Samantha, Marco, GamerGate and Bias

Everyone have a bias. It’s natural and human nature and there is nothing wrong with that. Once you understand this you can then proceed with deciding is someone’s message and overall point is something you agree with. It’s not something easy to do but we should all practice it because it can lead to a mutual respect even if you don’t agree with someone else’s opinion.

If you don’t know what I’m “sub-blogging1” about, I’m talking about the whole Macro Arment/Samatha Bielefeld incident which started last week and is still going this week like a zombie on the trail of some brains. What started out as an opinion2 piece Ms. Bielefeld wrote wondering if the patronage model Overcast3 has switched to in lieu of in-app purchases would be sustainable for more unknown developers.

This quickly devolved into accusations of counting Macro Arment’s money, not being respectful enough in the opinion, and other things which I can’t remember right now. Additionally, Samantha Bielefeld is a pseudonym and she has been accused of hiding behind a wall of anonymity. Other people decided to pile on picking on little details in her story (which she corrected) and there were threat of violence made against her.

Now that I’ve gotten the crux of the story out of the way, I’d like to unpack my thoughts about this whole incident:

  1. I am really astonished that we have gotten to the point where a person could be so insulted for asking (in my opinion) a legitimate question about the economics of the App Store for iOS where a race to the bottom has happened and very few applications have a perceived value.

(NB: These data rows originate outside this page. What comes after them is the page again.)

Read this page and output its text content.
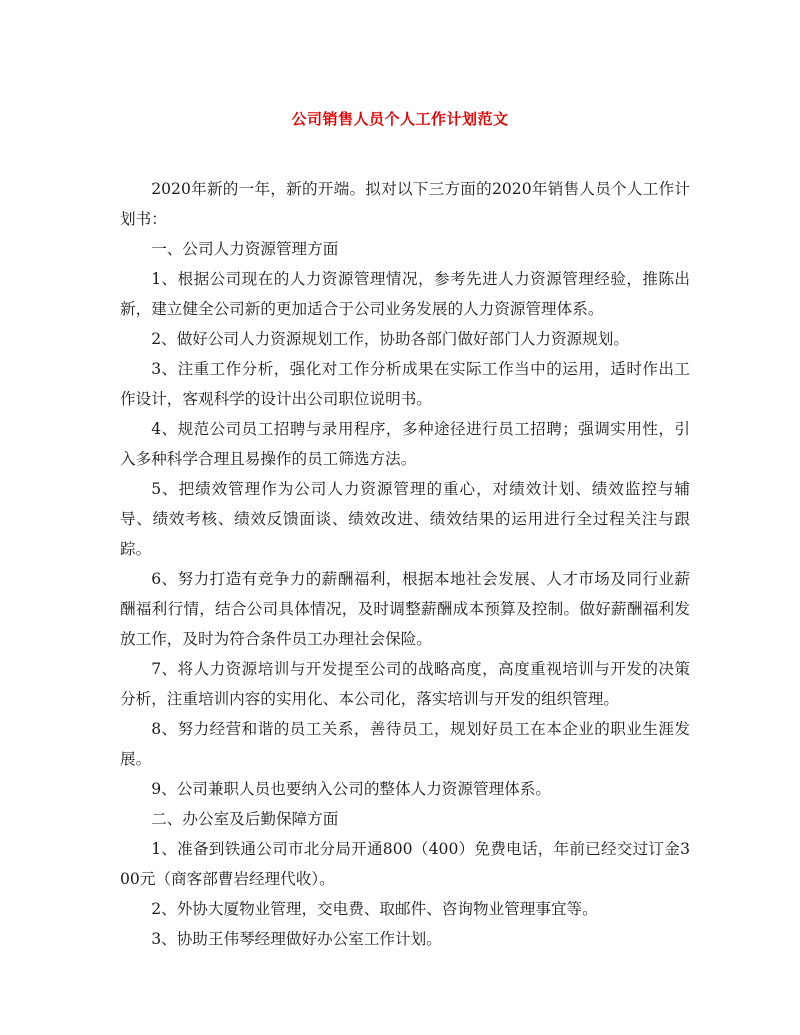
公司销售人员个人工作计划范文

2020年新的一年，新的开端。拟对以下三方面的2020年销售人员个人工作计划书：

一、公司人力资源管理方面

1、根据公司现在的人力资源管理情况，参考先进人力资源管理经验，推陈出新，建立健全公司新的更加适合于公司业务发展的人力资源管理体系。

2、做好公司人力资源规划工作，协助各部门做好部门人力资源规划。

3、注重工作分析，强化对工作分析成果在实际工作当中的运用，适时作出工作设计，客观科学的设计出公司职位说明书。

4、规范公司员工招聘与录用程序，多种途径进行员工招聘；强调实用性，引入多种科学合理且易操作的员工筛选方法。

5、把绩效管理作为公司人力资源管理的重心，对绩效计划、绩效监控与辅导、绩效考核、绩效反馈面谈、绩效改进、绩效结果的运用进行全过程关注与跟踪。

6、努力打造有竞争力的薪酬福利，根据本地社会发展、人才市场及同行业薪酬福利行情，结合公司具体情况，及时调整薪酬成本预算及控制。做好薪酬福利发放工作，及时为符合条件员工办理社会保险。

7、将人力资源培训与开发提至公司的战略高度，高度重视培训与开发的决策分析，注重培训内容的实用化、本公司化，落实培训与开发的组织管理。

8、努力经营和谐的员工关系，善待员工，规划好员工在本企业的职业生涯发展。

9、公司兼职人员也要纳入公司的整体人力资源管理体系。

二、办公室及后勤保障方面

1、准备到铁通公司市北分局开通800（400）免费电话，年前已经交过订金300元（商客部曹岩经理代收）。

2、外协大厦物业管理，交电费、取邮件、咨询物业管理事宜等。

3、协助王伟琴经理做好办公室工作计划。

  2. This has a lot of the same characteristics as Gamergate had but, there is a lot less outrage. Especially women who were threatened have turned a blind eye. Why is this? I have two answers. The first answer is the “wrong” person was criticized4. In the Apple world, Mr. Arment runs is the highest of circles. He is part of what John C. Welch calls “The Deck Clique”, named for the ad network Marco and others use on their blog. The second possible reason for the lack of outrage is Samantha is the “wrong” kind of woman. I am not in the habit of attacking people’s private lives so I’ll leave it at that.

  3. I’m disappointed in the reaction by a lot of the members of the Apple press. People who I respected and thought highly of didn’t do the right thing here. I have been pretty annoyed at what passes for Apple “news” sites of late and I have been considering pruning my RSS and podcast feeds. This has made the decision a lot easier for me. As a result I have decided to unsubscribe from any podcasts on the Relay-FM network. I know I’m a very, very small fish in a very large pond but I feel it is something which is needed to be done.

Everyone has their right to their opinion and to voice their opinion and it should be done in a thoughtful, respectful manner. I believe Samantha Bielefeld’s article did that. It wasn’t a screed or a hit piece and there were no ad hominem attacks. Constructive criticism like this can be given (and was) without genuflecting to the person you are criticizing.

  1. I think that is a new term I’ve created. 
  2. For those who are unfamiliar with the term it means a personal view, attitude, or appraisal. 
  3. It’s still my podcast player of choice. 
  4. To the best of my knowledge no other publisher is going with this business model. I don’t know how Mrs. Bielefeld could have picked someone else.